All these players went through their own hardships to reach where they are today – even if it’s not an exponential rise in Indian football. Capable of inspiring the youngsters, their journey – which has only begun – is pretty much the same as that of Cristiano Ronaldo who also used football to overcome his impoverish life.
Small Step, But A Giant Leap
“It’s a small step for a man, but a giant leap for mankind,” Neil Armstrong’s famous quote would contextually be ringing true when the Indian team begins their FIFA World Cup campaign against US. For the 21-member Indian squad, it will be a small but significant step in their careers but for an expectant nation which has only dreamt about fielding a team in the showpiece event, it will arguably be a giant leap towards realising its dream of competing in the senior World Cup.
Cynics may dismiss their outing as a tournament of children and may even deride the team if they don’t manage to make it through the group stages – something which seems likely. But the exposure on the big stage against the best in the business is crucial for players to dream big, grow the game, gain crucial experience as well as improve football facilities and following in the country – something New Zealand have done over the years.
In 1997, the Kiwis participated in the FIFA U-17 World Cup for the very first time. But, theirs was a forgetful outing. They were mauled 0-4 by Mali, 0-5 by Mexico and ultimately 0-13 by Spain in their group games. After the group stage, the debutants were placed 16th with no goals scored and a whopping 22 goals allowed.
While the Kiwis were surely left red-faced by the end of the tournament, their outing was undoubtedly a stepping stone for bigger to follow in the sport. Since 1997, New Zealand has taken part in six editions (before this year’s in India) and has managed to reach knock-out stages twice. And, that’s exactly what India will aim to achieve with this tournament.
India Is Already A Winner
There may be doubts about the chances of country’s national side to prove its mettle in the tournament, but there’s none about the importance of this mega event in the growth of football in India. Thanks to the tournament, India managed to scrape through the youth system to find a group of the best young talents currently available in the country.
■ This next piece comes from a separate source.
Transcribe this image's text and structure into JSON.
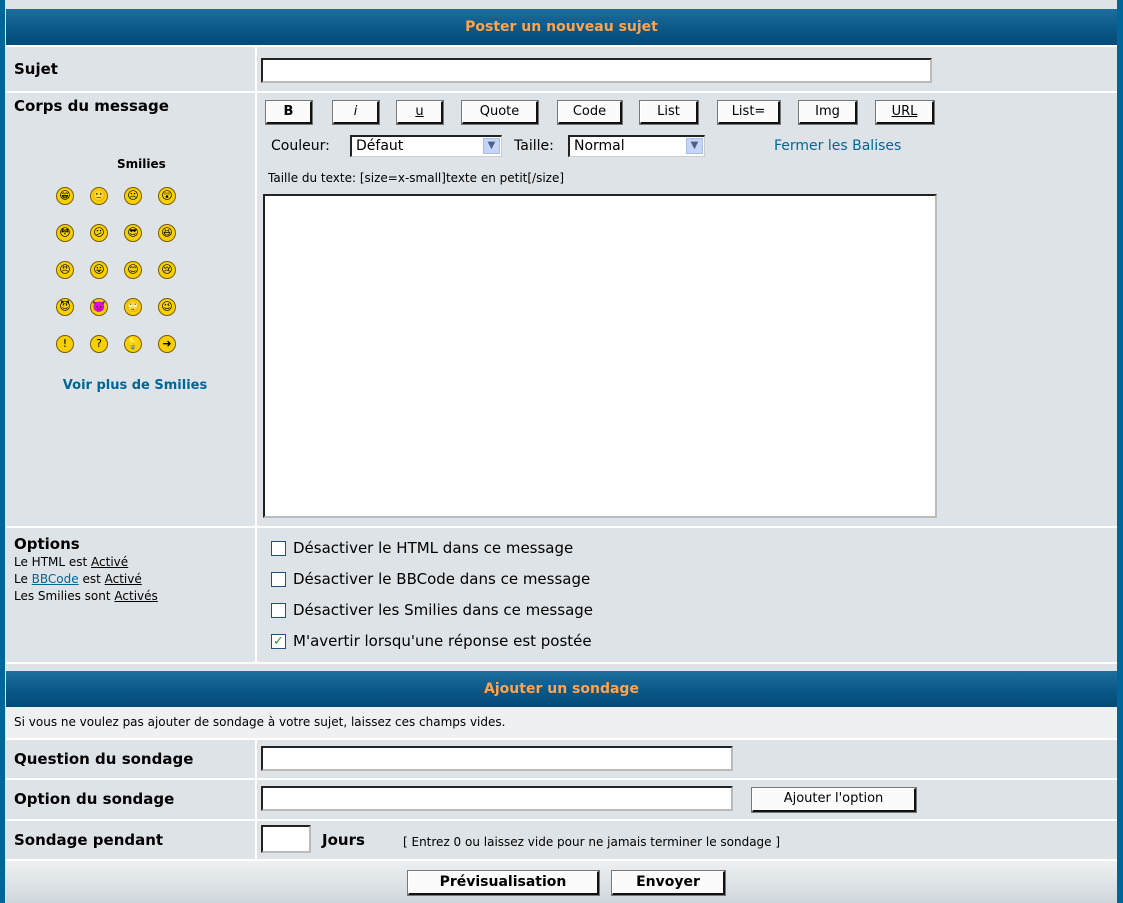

After a long process of building the 21-member Indian squad, the young guns were provided adequate training facilities and much-needed exposure by the overseas trips to Germany, Iran, Spain, Russia and South America where they played over 50 matches in the build-up to the World Cup at home.
With the AIFF already expressing its interest to host the U-20 World Cup in 2019, these players – even if they fall short on performance in the U-17 event – will surely be more competitive and in a much stronger position by then to make the nation proud. On the other hand, the biggest legacy of the World Cup will undeniably be the infrastructure it has to help in improving or building up.
Six venues – New Delhi, Kolkata, Navi Mumbai, Kochi, Goa and Guwahati – will host the event in the country where infrastructure for sports – other than cricket – has been a major issue. With huge investments from the administration aiding these cities and another 26 state-of-the-art training facilities recently developed across the nation, it’s safe to say that the football aspirants will surely benefit from the upcoming tournament.
Yes, it’s an under-17 event. And, yes, some of the biggest names in international football are missing, raising doubts on the level of competition. But, beggars can’t be choosers. After all it’s a World Cup – a coveted stage that has eluded India for 87 years.
So as our young brigade begin their historic World Cup campaign, we call out every Indian football enthusiast to shed their club loyalties and unite in support of the ‘Blue Cubs’ – not just for them, but also for all those individuals who have ever complained about their country’s inability to reach football’s biggest spectacle on the planet.